L2gradient – a flag, indicating whether a more accurate L_2 norm =sqrt{(dI/dx)^2 + (dI/dy)^2}
should be used to calculate the image gradient magnitude ( L2gradient=true ), or whether the
default L_1 norm =|dI/dx|+|dI/dy| is enough ( L2gradient=false ).
10. Canny Edge Detector - code
Mat src, src_gray;
Mat dst, detected_edges;
int edgeThresh = 1;
int lowThreshold = 1;
int const max_lowThreshold = 100;
int kernel_size = 3;
char* window_name = "Edge Map";
/// Reduce noise with a kernel 3x3. Assume src_gray is already read
blur( src_gray, detected_edges, Size(3,3) );
/// Canny detector
Canny( detected_edges, detected_edges, lowThreshold, lowThreshold, kernel_size );
/// Using Canny's output as a mask, we display our result
dst = Scalar::all(0);
src.copyTo( dst, detected_edges);
imshow( window_name, dst );
11. Hough Transform
• void HoughLines(InputArray image, OutputArray lines, double rho, double theta,
Int threshold, double srn=0, double stn=0 )
• Parameters:
image – 8-bit, single-channel binary source image.
lines – Output vector of lines
rho – Distance resolution of the accumulator in pixels.
theta – Angle resolution of the accumulator in radians.

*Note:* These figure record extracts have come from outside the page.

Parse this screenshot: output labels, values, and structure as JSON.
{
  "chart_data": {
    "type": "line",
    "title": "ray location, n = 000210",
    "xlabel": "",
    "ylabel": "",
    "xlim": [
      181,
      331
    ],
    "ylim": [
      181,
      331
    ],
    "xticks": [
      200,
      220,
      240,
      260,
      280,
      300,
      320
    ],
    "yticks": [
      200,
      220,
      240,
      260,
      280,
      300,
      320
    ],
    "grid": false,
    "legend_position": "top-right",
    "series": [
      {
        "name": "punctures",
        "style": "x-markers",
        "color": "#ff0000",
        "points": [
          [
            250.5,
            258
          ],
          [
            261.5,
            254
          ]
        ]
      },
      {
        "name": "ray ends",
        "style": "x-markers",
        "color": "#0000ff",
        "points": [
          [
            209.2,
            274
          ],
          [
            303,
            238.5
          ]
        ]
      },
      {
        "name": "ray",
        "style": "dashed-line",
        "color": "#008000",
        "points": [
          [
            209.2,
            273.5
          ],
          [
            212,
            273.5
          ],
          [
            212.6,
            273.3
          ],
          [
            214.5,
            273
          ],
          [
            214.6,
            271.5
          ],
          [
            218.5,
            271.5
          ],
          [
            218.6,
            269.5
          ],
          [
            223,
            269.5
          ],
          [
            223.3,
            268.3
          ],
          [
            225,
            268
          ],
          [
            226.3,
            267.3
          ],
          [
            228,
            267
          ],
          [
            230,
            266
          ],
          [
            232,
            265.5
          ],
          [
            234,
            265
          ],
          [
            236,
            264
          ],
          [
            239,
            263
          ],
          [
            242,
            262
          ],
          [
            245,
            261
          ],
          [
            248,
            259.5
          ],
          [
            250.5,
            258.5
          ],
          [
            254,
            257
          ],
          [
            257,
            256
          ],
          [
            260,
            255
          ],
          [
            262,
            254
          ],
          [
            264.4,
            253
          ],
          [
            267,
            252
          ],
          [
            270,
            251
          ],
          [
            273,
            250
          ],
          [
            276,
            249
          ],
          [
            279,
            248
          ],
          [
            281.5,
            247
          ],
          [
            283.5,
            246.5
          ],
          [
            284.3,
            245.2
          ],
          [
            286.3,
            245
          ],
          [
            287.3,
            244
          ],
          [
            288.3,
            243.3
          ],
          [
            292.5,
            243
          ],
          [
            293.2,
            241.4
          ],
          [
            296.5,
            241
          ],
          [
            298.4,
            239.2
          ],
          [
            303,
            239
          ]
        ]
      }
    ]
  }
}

threshold – Accumulator threshold parameter.
srn – For the multi-scale Hough transform, it is a divisor for the distance
resolution rho.
stn – For the multi-scale Hough transform, it is a divisor for the distance
resolution theta.
13. Cascade classifier
• void CascadeClassifier::detectMultiScale(const Mat& image, vector<Rect>& objects, double
scaleFactor=1.1, int minNeighbors=3, int flags=0, Size minSize=Size(), Size maxSize=Size())
• Parameters:
cascade – Haar classifier cascade (OpenCV 1.x API only). It can be loaded from
XML or YAML file using Load().
image – Matrix of the type CV_8U containing an image where objects are
detected.
objects – Vector of rectangles where each rectangle contains the detected
object.
scaleFactor – Parameter specifying how much the image size is reduced at each
image scale.
minNeighbors – Parameter specifying how many neighbors each candidate
rectangle should have to retain it.
flags – Parameter with the same meaning for an old cascade as in the function
cvHaarDetectObjects. It is not used for a new cascade.
minSize – Minimum possible object size. Objects smaller than that are ignored.
maxSize – Maximum possible object size. Objects larger than that are ignored.